Phil Spector Appeals Murder Conviction
Phil Spector's lawyers have filed their opening brief in the appeal of his murder conviction.
[T]hey focused on a judge's decision to allow testimony from five women who claimed Spector menaced them with firearms in the decades leading up to Lana Clarkson's shooting.
Those accounts, which portrayed Spector as a violent misogynist, became "the heart of the state's case, the sine qua non of its efforts to gain a conviction" and amounted to impermissible character testimony, the lawyers wrote.
For one thing, while the judge instructed the jury the testimony could not be taken as propensity to commit a crime, [More...]
Spector's lawyers argued that the judge undercut his admonition by allowing prosecutors to use the word "pattern" more than 40 times in their summations to describe the producer's conduct with women and guns.
"Asserting that a defendant has a 'pattern' of violent conduct is indistinguishable from arguing that he or she has a propensity or character trait for violence," wrote lawyers Dennis Riordan, Donald Horgan and Charles Sevilla.
Other grounds in the 148 page brief focused on the judge, Larry Paul Fidler. One allegation:
Fidler allowed prosecutors to show jurors a videotape of a hearing on which the judge interpreted the action of a forensic witness testifying about the position of blood spatter by resolving a conflict over where a blood spot was located, Spector's lawyers wrote.
"Under California law, a judge may not offer evidence in a trial over which he presides," said the appeal.

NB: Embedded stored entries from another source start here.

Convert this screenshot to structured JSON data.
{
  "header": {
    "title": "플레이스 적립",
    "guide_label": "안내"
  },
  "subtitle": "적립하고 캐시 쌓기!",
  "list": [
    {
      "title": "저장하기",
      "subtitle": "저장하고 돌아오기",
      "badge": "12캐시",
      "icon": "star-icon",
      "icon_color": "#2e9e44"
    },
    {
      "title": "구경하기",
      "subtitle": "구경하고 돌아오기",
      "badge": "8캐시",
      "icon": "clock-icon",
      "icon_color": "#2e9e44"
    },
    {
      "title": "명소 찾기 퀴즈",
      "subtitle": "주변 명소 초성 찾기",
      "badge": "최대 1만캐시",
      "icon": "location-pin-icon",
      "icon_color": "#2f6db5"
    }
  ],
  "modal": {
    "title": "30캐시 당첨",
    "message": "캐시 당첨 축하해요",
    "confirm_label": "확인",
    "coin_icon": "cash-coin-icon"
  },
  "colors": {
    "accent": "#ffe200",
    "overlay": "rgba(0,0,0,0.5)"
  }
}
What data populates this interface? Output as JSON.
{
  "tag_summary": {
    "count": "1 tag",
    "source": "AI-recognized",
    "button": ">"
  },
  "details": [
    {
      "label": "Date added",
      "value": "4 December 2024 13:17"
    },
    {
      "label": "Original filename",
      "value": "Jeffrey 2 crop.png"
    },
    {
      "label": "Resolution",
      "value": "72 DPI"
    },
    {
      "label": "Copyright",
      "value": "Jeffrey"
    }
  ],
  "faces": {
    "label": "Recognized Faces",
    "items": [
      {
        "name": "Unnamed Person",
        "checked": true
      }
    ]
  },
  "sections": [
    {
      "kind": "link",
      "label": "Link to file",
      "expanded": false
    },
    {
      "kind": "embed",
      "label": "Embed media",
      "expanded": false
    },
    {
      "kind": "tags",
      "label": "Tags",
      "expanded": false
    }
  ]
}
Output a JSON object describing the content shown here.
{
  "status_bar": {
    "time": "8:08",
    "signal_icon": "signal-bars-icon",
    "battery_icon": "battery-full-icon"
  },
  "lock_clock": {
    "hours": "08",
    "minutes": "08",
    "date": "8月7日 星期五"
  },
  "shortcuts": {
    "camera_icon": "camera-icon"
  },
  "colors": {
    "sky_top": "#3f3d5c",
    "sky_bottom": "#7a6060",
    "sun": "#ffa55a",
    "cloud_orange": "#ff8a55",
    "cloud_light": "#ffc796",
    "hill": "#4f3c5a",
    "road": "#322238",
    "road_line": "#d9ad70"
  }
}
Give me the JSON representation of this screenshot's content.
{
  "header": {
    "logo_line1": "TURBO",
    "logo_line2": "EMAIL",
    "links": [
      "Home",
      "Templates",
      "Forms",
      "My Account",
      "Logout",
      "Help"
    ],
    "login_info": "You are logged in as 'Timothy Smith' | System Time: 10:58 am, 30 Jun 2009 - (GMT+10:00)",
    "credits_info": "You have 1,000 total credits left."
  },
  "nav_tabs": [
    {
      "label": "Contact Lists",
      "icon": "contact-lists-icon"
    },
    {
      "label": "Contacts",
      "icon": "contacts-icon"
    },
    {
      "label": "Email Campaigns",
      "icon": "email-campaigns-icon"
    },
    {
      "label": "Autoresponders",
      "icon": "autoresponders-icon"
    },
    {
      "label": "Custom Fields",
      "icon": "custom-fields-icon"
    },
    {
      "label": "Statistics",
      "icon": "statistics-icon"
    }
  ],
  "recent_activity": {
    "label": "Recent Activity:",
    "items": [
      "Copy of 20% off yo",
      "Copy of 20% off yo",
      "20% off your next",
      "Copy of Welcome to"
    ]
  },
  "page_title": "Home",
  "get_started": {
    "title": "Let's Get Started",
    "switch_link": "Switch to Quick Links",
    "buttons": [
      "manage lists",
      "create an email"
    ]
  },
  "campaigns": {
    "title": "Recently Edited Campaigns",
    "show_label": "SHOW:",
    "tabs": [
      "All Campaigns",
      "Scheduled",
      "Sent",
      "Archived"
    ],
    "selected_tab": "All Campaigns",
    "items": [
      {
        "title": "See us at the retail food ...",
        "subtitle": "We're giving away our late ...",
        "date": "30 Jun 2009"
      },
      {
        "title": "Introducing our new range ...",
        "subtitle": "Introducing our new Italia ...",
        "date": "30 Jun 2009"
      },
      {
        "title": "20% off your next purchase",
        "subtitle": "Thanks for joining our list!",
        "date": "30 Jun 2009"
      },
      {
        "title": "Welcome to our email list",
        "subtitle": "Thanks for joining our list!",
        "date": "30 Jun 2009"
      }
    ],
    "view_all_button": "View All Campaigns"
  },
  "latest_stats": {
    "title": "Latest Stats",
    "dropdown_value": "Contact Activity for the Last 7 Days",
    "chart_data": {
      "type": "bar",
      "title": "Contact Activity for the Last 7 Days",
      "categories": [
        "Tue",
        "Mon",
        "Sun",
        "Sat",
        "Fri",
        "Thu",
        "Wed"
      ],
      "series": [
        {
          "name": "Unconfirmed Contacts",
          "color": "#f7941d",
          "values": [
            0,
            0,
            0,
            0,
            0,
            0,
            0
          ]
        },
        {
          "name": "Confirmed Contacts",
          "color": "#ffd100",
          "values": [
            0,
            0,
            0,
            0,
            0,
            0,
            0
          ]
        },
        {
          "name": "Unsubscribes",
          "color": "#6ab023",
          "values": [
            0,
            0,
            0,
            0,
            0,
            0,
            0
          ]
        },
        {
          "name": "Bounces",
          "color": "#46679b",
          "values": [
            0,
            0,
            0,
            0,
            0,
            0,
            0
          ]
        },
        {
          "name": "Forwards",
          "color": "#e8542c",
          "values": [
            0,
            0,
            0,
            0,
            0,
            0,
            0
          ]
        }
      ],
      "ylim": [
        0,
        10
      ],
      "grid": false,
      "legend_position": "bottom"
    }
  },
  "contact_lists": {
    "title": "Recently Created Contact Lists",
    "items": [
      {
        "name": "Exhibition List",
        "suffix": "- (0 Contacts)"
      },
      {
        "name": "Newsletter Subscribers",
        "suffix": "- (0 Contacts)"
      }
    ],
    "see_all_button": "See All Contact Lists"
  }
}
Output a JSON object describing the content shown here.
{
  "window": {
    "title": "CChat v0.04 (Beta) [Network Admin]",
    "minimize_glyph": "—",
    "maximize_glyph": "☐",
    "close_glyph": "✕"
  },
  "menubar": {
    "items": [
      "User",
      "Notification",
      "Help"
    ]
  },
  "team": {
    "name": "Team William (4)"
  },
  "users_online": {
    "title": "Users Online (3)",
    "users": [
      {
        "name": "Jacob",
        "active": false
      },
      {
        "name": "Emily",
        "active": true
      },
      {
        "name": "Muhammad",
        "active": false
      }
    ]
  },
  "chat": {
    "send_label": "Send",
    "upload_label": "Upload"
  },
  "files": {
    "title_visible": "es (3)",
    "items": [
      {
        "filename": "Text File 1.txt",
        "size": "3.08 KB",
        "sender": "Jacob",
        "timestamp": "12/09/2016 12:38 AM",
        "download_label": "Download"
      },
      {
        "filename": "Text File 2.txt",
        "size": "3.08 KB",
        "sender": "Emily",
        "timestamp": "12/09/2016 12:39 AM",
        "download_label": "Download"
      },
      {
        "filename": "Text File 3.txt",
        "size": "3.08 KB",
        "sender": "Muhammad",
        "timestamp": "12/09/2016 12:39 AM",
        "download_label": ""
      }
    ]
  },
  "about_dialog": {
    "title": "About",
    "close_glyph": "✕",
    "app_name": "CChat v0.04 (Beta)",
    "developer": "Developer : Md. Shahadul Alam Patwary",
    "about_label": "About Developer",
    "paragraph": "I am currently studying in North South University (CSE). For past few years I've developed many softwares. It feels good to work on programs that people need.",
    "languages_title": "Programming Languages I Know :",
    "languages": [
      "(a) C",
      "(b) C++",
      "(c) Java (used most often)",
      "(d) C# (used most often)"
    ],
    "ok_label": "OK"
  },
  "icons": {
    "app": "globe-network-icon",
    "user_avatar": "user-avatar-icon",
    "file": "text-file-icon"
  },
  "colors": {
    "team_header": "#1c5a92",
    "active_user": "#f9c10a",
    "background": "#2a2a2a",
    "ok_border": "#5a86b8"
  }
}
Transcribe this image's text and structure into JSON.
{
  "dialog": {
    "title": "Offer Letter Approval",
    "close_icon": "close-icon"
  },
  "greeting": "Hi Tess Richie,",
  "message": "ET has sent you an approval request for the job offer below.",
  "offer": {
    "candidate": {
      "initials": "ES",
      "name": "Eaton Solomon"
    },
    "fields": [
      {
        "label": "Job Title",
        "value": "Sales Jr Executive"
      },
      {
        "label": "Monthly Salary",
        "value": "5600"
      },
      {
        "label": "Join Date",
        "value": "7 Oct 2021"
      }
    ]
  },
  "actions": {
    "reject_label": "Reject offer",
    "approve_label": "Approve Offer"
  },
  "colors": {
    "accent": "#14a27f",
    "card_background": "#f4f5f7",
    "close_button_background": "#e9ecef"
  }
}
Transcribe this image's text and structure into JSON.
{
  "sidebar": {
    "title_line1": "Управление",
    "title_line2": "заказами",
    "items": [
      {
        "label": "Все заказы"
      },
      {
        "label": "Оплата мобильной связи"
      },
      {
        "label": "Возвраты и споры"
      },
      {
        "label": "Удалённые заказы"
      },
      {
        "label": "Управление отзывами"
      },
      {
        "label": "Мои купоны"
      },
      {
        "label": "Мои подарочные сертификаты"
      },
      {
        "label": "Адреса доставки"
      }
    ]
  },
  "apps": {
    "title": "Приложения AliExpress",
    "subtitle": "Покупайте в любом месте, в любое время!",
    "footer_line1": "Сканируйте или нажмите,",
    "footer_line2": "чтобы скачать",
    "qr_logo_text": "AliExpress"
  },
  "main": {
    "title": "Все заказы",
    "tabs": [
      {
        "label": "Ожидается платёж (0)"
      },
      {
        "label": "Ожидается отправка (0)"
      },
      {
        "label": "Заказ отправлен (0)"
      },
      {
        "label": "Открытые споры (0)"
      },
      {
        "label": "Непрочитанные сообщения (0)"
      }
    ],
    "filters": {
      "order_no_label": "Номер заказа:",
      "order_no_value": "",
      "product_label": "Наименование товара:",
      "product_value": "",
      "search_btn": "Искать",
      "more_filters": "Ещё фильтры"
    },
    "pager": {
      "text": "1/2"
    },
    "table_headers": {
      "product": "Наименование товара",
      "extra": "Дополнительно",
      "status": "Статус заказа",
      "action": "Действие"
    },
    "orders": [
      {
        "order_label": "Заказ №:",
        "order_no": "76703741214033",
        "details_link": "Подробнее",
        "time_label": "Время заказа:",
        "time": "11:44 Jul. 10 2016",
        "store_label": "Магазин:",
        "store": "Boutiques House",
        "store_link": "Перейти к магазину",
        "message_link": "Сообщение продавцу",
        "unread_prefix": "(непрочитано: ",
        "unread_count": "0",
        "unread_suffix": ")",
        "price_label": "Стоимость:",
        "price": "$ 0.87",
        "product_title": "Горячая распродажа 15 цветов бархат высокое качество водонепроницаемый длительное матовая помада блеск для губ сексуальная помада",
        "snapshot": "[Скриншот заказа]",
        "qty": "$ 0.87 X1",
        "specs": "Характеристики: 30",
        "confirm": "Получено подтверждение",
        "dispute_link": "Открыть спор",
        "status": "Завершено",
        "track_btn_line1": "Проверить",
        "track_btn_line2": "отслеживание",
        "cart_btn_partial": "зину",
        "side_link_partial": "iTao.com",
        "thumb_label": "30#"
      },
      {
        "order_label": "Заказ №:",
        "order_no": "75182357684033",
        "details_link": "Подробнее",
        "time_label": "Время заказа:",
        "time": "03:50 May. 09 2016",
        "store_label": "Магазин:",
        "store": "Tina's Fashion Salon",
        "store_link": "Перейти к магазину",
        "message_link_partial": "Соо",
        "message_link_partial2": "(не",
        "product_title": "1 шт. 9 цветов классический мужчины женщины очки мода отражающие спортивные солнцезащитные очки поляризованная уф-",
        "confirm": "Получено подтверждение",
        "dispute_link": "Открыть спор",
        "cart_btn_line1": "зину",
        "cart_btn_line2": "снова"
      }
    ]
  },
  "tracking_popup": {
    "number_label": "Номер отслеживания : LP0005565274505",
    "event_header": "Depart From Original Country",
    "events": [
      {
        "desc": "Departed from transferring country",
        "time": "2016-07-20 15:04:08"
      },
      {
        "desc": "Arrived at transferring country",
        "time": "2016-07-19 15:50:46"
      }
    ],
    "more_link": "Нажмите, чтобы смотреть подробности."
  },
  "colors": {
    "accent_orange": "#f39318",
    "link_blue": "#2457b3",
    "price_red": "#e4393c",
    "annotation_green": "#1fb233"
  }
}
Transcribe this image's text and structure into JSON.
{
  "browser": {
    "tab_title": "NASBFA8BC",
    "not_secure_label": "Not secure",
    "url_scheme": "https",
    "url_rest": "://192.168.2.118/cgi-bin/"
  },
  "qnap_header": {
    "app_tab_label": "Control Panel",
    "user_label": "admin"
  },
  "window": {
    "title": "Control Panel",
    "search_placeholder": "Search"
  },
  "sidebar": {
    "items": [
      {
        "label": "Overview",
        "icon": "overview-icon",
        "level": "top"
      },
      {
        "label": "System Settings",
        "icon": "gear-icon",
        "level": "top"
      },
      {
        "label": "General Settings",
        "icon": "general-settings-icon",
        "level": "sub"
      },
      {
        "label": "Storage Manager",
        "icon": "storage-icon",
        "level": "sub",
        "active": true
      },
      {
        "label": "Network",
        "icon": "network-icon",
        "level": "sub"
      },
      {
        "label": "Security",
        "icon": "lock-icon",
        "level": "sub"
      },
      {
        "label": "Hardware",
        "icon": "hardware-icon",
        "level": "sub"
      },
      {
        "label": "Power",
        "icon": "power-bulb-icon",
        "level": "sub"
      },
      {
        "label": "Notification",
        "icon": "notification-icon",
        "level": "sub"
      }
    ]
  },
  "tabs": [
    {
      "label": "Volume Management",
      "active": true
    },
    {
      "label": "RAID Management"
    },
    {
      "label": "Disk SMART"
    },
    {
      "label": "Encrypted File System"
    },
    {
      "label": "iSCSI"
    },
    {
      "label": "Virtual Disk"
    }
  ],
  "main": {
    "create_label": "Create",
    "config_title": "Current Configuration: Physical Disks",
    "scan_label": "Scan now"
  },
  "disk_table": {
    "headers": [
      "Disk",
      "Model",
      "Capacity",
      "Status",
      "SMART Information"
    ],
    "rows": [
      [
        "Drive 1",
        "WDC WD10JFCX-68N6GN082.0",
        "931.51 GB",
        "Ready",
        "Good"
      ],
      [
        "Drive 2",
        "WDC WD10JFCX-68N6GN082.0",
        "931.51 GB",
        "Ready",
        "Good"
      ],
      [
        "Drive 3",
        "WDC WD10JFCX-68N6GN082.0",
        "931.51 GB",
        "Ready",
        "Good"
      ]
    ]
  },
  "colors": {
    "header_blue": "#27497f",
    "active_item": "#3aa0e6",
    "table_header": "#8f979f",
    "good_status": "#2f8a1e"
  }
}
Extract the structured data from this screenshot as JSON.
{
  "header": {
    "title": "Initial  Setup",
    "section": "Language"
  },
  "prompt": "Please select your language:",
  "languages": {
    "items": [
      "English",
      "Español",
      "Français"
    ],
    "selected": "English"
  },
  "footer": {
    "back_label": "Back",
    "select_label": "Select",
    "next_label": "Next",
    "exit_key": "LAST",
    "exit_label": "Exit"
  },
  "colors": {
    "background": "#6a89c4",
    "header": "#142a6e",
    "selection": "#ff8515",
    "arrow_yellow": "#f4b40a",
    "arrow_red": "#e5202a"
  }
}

Spector's lawyers say they could not cross-examine Fidler on what prosecutors say was the case's most crucial issue: Who pulled the gun's trigger.
The brief also argues prosecutorial misconduct:
The appeal also says prosecutors made "vituperative attacks on the integrity of defense counsel and the expert witnesses...passed over the line separating aggressive advocacy from prosecutorial misconduct." Prosecutors accused defense counsel of paying its expert witnesses to lie.
Deputy District attorney Alan Jackson made this statement in his final argument, the appeal says: "How does homicide become a suicide? Just write a big fat check ... Just go out and buy yourself a scientist. Spector defense attorney Doron Weinberg moved for a mistrial after this statement, saying the remarks were prejudicial, but the judge replied that it is "a fair inference that if you pay them enough they will say anything," the appeal said."
The AP has more details on the alleged errors.
Spector is in prison, serving 19 years to life, after the jury found him guilty of second degree murder over the death of Lana Clarkson, who died when a gun went off in her mouth. Spector insisted she killed herself.
Spector’s defense contended Clarkson died by her own hand. They said she was depressed over her flagging career and the accompanying financial worries, and may have committed suicide impulsively after hours of late-night drinking with Spector.
The jury found otherwise. Judge Fidler has also come into criticism for his role in the Roman Polanski case. Polanski's lawyers allege Fidler offered Polanski the opportunity for a hearing on the misconduct allelgations against Judge Ritteband, but only if he agreed to have the proceedings televised. The LA Superior court issued a statement denying it, but both Polanski's lawyer and the DA in Polanski's trial say in a sworn declaration:
In 1997, Douglas Dalton, attorney for Roman Polanski, and Roger Gunson, prosecutor on the Polanski case, met with Judge Larry Paul Fidler in his chambers to discuss the Polanski case. Mr. Gunson and Mr. Dalton advised Judge Fidler of Judge Rittenband's conduct in handling the case that is accurately captured in the documentary, Roman Polanski: Wanted and Desired.
At the meeting, Judge Fidler advised Mr. Dalton that if Mr. Polanski returned to Los Angeles, that he, Judge Fidler, would allow Mr. Polanski to be booked and immediately released on bail, require Mr. Polanski to meet with the probation department, order a probation report, conduct a hearing, and terminate probation without Mr. Polanski having to serve any additional time in custody. That there was a deal worked out between Judge Fidler and Mr. Dalton was reported in the New York Daily News as early as October 1, 1997.
One of the issues raised by Mr. Dalton during the meeting was the question of media coverage. All understood that any proceedings would be open to the public as required by law. During the meeting, Mr. Dalton pressed Judge Fidler for a resolution of the case that would allow for minimal news media. Mr. Dalton recalled that Judge Fidler would require television coverage at the proposed hearing due to the controversy. Mr. Gunson recalls television coverage discussed at the meeting. Mr. Dalton told documentary director Marina Zenovich of this requirement.
It is our shared view that Monday's false and reprehensible statement by the Los Angeles Superior Court continues their inappropriate handling of the Polanski case.